The State Bank of Pakistan (SBP) has said in its Financial Stability Review for CY22 that the national economy experienced a turbulent year as the economic imbalances were compounded by an unfavourable external environment.

It blamed domestic headwinds including the twin deficits, high inflation, catastrophic flooding, delay in completion of IMF programme reviews as well as global challenges such as a fast-paced increase in commodity prices and monetary tightening by major central banks in advanced economies for the deteriorating macroeconomic conditions.

Nonetheless, it pointed out, the financial sector showed resilience against stress and posted a steady performance. The sector’s asset base grew 18.3% in calendar year 2022, mainly supported by the banking sector.

The Financial Stability Review noted that the SBP and the government took various policy steps to address the widening imbalances, which included a further increase in the policy rate and macro-prudential policies pertaining to consumer financing and administrative measures to contain external imbalance.

Resultantly, the current account deficit improved towards the year end while economic momentum weakened. In this backdrop, the gross domestic product (GDP) grew a meagre 0.29% in fiscal year 2023.

The review presents the performance and risk assessment of various segments of the financial sector including banks, non-bank financial institutions, financial markets, financial market infrastructure and non-financial corporates.

It highlighted that notwithstanding the increased volatility of financial markets in CY22, the banking sector’s assets showed a strong growth of 19.1%. The expansion was mainly driven by investments while advances decelerated.

Since deposits registered a notable slowdown, banks relied substantially on borrowing. Encouragingly, the credit risk remained contained as the gross non-performing loans (NPLs) ratio dropped to 7.3% by the end of CY22 from 7.9% at the end of CY21.

The net NPLs ratio inched up to 0.8% from 0.7% a year earlier, remaining at one of the lowest levels in the last two decades.

After-tax earnings of banks improved during CY22, primarily due to a rise in interest income. As a result, the return on equity improved to 16.9% in CY22 from 14% last year.

According to the review, the contained delinquencies and higher profitability supported banks’ solvency as the capital adequacy ratio stood at 17%, well above the minimum regulatory requirement of 11.5%.

The Islamic banking segment also observed a robust growth of 29.6% during CY22. Their asset quality indicators improved and earnings rebounded from the previous year.

Microfinance banks, however, remained under stress as the asset quality indicators deteriorated along with after-tax losses.

The review revealed that the non-financial corporate sector posted a moderate decline in earnings due to the elevated economic stress and an increase in taxation and financing costs.

Nevertheless, the overall financial standing of the top 100 listed companies remained steady and the corporate sector in general continued to meet its obligations to financial institutions.

In CY22, the financial market infrastructure (FMI) also remained resilient when the SBP implemented the second phase of Raast, enabling instant and free person-to-person (P2P) funds transfer.

At the same time, a comprehensive licensing and regulatory framework for digital banks was also issued with a view to promoting digital financial services in a prudent manner.
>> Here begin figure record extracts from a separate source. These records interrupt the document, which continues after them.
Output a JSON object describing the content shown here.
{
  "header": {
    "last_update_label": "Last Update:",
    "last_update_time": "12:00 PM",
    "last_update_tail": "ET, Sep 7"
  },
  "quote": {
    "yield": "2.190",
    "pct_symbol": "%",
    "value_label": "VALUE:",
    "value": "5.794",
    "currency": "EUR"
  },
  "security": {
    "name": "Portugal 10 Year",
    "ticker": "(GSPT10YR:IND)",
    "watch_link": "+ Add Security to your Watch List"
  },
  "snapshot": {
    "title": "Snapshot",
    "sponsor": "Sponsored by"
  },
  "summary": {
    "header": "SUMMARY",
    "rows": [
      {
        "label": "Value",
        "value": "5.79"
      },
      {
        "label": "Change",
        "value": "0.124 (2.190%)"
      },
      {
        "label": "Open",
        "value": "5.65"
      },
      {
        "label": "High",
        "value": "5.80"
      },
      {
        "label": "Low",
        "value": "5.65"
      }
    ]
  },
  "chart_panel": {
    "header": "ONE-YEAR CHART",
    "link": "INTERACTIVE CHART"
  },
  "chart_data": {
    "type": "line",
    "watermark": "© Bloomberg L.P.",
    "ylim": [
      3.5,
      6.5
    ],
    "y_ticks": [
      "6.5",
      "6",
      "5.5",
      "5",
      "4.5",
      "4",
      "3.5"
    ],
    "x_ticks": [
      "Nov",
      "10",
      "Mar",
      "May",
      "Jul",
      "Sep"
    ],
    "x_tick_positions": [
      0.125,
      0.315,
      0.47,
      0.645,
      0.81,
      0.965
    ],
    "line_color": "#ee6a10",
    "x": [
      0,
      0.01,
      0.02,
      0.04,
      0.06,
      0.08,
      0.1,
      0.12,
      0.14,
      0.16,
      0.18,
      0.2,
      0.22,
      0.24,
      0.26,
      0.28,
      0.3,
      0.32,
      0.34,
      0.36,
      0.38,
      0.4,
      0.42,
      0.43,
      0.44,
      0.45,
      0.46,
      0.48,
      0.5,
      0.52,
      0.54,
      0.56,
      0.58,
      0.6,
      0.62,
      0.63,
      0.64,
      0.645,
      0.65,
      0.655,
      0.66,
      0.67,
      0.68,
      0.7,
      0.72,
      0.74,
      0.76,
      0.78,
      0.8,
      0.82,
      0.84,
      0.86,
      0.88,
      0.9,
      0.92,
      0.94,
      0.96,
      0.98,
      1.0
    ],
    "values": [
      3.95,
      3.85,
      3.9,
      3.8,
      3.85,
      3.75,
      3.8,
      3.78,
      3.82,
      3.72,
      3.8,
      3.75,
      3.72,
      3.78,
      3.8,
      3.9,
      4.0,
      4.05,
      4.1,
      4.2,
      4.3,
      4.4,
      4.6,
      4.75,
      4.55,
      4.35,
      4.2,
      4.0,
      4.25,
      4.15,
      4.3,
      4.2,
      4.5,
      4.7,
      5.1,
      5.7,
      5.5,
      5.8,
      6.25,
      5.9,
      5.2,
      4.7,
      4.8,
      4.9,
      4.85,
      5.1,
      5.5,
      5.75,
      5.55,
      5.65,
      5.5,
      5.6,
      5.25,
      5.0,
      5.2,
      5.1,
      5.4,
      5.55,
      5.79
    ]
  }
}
The Financial Stability Review emphasised that a comprehensive supervisory and safety net framework was also in place to preserve the general confidence in banking system and safeguard the soundness of regulated institutions.

The SBP’s supervisory framework monitors and assesses both firm-specific and system-wide risks to financial stability and takes proactive actions to address these risks.

During the year under review, the central bank took a number of measures to further strengthen the framework in line with market conditions and emerging best practices. Going forward, according to the review, the dynamics of financial stability will be contingent upon the evolving conditions both on the international and domestic fronts.

Results of the latest macro stress tests suggest that the banking sector in general and the large systemically important banks in particular are expected to show resilience to withstand the assumed severe macroeconomic shocks.

“SBP stands prepared to take necessary and timely measures to preserve financial stability and support economic growth by ensuring a smooth supply of credit and financial services.”

Published in The Express Tribune, July 8th, 2023.